If Jamison still had hackles, they’d be raised. “What’s it to you?”

“Curiosity, is all,” says Jesse. “Promise, I don’t mean nothing by it.”

“Why you prodding, then? Seems a little more than curiosity, if you ask me.” A part of him wants to say rack off, she’s mine, but he sinks his teeth into his tongue to keep the words swallowed behind his molars.

“Hey, I have the right to be curious. I’ve seen you with plenty ‘round here, but her? She’s different, ain’t she? No way she’s some regular Yharnamite, not with that arm. I saw that blood gem in her hand when she reached out to grab the sheets, too. Real pretty thing. Biggest damn rock I ever seen.” He cracks a wide smile. “Imagine my surprise when I see her skipping down the stairs in your gear.”

“Oh, give it a rest. Don’t go heckling the boy when you’ve done your fair share of fraternizing,” says Torbjörn, brandishing a pair of iron calipers in warning. “And for Oedon’s sake, keep still. I can’t get the proper measurements if you’re wriggling about like one of the Choir’s failed experiments. You want a new arm, don’t you?”

Jesse at least has the sense to look abashed. “Sure do.”

“Arms out, then, and keep ‘em that way.”

“Yeah, yeah, all right,” he grumbles. “I still don’t know why that means I can’t poke fun. First interesting thing that’s happened to me since I got my arm bitten clean off and I can’t even enjoy it.”

“If you want to rile him up, you do that on your own time. Right now you’re on mine, and I’ve got work to do.” Torbjörn gently smacks his elbow with the calipers. “Now keep still, or you’ll be needing me to make you the other arm, too.”

“Oh, you heard our little titan!” says Jamison. “You’d best behave, then, yeah? Hunting with just one arm’s bad enough, you know. Can’t imagine what it’s like minus another. All the mangy beasts prowling about? Might get a little… out of hand.”

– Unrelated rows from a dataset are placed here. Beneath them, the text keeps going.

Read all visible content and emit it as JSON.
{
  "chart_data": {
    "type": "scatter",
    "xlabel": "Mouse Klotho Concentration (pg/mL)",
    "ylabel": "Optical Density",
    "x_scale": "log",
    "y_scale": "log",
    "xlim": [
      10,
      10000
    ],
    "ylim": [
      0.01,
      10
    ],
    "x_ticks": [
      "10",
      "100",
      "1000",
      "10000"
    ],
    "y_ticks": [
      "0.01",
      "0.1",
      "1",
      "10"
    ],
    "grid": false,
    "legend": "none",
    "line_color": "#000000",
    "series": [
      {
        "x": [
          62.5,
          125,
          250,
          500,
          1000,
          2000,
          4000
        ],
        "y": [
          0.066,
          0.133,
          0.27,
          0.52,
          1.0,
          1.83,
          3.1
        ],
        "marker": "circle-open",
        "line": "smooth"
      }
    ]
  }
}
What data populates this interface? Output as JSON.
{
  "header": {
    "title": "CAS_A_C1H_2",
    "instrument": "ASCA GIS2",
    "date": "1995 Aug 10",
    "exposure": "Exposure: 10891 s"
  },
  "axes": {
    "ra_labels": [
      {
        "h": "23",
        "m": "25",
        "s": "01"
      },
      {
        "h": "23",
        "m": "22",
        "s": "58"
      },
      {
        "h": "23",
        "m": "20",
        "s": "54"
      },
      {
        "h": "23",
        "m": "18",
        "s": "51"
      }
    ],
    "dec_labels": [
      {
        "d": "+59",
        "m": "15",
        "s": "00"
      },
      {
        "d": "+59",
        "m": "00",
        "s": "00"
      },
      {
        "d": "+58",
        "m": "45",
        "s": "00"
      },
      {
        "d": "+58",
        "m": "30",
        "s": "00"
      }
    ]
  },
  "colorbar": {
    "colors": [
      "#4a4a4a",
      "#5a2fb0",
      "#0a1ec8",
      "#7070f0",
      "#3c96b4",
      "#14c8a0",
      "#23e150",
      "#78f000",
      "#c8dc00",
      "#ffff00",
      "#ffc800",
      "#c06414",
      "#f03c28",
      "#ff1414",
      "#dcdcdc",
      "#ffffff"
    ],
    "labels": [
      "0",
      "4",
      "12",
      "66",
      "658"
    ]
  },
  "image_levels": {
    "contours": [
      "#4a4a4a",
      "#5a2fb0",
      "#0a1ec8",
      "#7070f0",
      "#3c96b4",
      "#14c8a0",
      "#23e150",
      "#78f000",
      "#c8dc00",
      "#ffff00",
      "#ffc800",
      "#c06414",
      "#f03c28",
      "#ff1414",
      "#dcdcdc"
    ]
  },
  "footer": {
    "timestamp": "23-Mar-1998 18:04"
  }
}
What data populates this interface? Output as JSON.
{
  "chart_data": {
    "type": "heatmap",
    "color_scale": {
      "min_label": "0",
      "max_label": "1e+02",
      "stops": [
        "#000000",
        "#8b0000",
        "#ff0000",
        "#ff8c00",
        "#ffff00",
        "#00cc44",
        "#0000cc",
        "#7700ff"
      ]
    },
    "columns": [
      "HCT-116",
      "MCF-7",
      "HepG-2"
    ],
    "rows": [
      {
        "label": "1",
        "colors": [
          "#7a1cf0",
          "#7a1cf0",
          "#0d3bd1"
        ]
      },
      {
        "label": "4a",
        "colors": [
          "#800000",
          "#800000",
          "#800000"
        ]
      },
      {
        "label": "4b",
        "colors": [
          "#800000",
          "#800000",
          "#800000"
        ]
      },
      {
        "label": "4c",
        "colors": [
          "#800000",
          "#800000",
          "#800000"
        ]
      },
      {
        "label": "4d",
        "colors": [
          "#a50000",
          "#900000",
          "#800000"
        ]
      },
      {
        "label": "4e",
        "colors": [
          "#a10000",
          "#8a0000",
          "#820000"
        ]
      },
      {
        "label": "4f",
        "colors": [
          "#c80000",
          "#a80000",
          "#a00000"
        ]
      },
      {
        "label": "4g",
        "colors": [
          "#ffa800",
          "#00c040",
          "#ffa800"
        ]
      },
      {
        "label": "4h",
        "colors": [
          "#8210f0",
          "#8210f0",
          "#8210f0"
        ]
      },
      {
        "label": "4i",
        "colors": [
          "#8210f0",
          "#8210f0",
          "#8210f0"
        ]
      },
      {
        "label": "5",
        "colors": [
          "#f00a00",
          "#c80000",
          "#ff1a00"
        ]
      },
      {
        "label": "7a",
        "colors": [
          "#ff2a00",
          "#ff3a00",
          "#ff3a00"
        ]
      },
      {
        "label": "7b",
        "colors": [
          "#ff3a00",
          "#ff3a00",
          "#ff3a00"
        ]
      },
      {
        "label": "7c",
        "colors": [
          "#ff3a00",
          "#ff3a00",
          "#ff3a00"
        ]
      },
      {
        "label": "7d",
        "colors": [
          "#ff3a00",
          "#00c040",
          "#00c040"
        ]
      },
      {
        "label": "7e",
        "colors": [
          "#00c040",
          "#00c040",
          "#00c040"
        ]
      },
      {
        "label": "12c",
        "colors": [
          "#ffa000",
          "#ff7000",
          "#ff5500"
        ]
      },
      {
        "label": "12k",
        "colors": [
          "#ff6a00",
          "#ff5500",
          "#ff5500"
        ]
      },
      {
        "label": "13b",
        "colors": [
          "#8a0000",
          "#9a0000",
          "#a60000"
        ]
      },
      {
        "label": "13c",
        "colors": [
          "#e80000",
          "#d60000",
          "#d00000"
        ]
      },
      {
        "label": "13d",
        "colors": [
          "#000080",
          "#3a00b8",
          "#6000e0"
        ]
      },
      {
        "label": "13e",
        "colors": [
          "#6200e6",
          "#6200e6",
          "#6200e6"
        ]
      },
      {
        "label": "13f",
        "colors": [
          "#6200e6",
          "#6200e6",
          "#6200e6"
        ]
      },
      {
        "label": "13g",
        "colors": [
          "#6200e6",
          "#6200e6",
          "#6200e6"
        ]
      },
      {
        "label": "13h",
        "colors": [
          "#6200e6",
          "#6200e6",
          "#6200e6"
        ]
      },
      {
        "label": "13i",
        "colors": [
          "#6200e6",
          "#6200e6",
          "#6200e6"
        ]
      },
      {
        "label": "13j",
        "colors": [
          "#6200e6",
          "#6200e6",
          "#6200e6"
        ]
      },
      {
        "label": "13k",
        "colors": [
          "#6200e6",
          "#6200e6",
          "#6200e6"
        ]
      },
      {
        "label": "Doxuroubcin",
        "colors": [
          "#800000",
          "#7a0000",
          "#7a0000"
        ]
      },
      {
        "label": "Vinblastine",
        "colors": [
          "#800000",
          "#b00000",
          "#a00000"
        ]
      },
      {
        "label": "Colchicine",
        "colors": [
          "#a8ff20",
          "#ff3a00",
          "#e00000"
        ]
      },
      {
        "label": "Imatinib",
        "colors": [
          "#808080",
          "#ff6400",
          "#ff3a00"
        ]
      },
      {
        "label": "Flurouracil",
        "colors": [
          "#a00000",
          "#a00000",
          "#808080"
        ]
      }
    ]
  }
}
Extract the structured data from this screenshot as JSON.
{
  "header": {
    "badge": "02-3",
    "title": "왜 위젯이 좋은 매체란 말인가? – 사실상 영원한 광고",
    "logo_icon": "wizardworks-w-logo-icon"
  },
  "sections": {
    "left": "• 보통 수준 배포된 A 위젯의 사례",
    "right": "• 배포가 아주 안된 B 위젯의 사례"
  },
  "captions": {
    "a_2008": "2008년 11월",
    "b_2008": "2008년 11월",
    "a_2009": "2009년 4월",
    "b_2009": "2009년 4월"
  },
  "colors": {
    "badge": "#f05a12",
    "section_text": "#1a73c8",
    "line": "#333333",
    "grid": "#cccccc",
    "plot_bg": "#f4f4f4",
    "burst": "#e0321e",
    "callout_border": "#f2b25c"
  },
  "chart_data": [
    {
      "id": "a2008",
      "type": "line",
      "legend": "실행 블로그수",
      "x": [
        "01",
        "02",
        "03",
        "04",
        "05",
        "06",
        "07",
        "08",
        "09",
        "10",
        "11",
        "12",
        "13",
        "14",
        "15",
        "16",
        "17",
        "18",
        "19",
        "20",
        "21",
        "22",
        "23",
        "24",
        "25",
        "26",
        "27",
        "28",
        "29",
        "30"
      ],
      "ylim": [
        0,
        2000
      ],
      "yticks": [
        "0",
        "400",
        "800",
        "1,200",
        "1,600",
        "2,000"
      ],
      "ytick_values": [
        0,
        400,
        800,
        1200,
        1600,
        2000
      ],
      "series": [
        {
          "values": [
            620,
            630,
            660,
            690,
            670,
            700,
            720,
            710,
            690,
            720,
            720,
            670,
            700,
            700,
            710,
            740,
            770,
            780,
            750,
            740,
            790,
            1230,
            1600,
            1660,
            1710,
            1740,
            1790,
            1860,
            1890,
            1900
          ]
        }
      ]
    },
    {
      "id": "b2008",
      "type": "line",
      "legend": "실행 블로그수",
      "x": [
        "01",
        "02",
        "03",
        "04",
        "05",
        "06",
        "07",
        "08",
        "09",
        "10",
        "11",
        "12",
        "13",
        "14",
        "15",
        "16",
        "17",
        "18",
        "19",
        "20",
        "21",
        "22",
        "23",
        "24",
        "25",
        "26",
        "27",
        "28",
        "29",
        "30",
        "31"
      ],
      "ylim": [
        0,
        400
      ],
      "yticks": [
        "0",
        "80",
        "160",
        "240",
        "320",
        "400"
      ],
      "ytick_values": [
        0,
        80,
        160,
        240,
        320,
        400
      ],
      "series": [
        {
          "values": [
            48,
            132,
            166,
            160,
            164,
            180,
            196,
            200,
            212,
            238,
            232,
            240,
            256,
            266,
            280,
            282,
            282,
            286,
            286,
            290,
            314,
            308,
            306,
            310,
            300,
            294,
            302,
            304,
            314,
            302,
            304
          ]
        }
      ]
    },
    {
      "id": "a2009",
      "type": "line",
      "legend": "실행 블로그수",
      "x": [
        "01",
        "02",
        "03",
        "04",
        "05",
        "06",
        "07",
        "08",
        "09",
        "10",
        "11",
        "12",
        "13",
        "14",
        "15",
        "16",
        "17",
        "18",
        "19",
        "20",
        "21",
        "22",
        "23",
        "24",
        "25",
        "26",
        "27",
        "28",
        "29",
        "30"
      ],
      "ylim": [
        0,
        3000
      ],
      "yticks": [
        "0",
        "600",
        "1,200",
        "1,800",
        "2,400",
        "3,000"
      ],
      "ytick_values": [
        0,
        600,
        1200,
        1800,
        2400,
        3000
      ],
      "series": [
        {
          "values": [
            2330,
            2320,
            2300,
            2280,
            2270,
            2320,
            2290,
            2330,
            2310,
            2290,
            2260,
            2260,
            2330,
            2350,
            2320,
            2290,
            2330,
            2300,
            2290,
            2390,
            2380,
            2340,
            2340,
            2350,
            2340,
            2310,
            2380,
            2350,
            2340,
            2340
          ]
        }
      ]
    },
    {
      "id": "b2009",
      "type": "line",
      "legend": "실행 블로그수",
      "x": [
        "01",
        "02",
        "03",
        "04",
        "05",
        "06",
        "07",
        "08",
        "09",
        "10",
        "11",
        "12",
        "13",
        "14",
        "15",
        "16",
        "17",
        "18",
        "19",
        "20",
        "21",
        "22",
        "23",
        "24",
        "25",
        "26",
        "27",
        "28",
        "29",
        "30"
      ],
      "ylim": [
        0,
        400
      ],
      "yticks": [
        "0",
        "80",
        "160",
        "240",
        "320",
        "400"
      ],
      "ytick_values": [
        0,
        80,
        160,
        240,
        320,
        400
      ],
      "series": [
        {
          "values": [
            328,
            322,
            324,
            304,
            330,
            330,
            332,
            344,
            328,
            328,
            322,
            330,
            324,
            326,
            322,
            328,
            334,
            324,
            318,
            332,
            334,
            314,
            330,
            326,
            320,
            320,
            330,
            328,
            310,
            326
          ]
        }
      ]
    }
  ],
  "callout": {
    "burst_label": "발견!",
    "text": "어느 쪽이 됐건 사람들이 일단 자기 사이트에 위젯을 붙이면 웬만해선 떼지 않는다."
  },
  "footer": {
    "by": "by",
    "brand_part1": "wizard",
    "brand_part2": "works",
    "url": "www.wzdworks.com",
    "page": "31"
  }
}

Pleased, he flashes Jesse a triumphant grin as he dons his wide-brimmed hat once more.

All he receives in return is a dark glower, and fuck does it ever feel satisfying.

With the cannon’s considerable weight in tow, Jamison shouts short farewells and takes his leave from the armory. Down the Workshop’s halls, he lets a quiet sigh of relief start to dissolve the wringing knot in his chest. While he certainly doesn’t always see eye to eye with the stout weaponsmith, he is very grateful for the intervention. He’ll have to buy him a pint when he’s not up to his eyeball in metalworking.

He takes his time returning to the entrance, a touch too preoccupied. The adjustment to the presence of his weapons isn’t quite as quick as he’d hoped. It might take some time to reacquaint himself properly. Nothing a little hunting couldn’t fix, he supposes.

When he shoves the Oto Workshop’s door open with the blunt head of his hammer, he spies Satya waiting for him at a street corner down below the steep stone stairways. Her cowl remains drawn and her body is hidden beneath stark sable as the star speckled gloam settles around her in twilit curtains, but he recognizes that queenly posture anywhere—even in the muted oil light from Yharnam’s iron lamp posts.

Beautiful.

It… does worry him, to an extent, that the Kegs might show interest in her. He could lie, of course, like he does with everything else, and it would be easy enough to name her as some wandering outsider in search of Yharnam’s miracle panacea, but this is a secret that truly matters. One single slip up could prove far too costly, and its consequences might not be something he could protect her from.

Jamison has slaughtered hordes of beasts. He has cleansed this town more times than he can count, and the woods beyond its reaches far more. But beasts are beasts, Hunters are killers, and Executioners are vicious hangmen.

He steps down to meet her, vials on his belt and heart in his throat.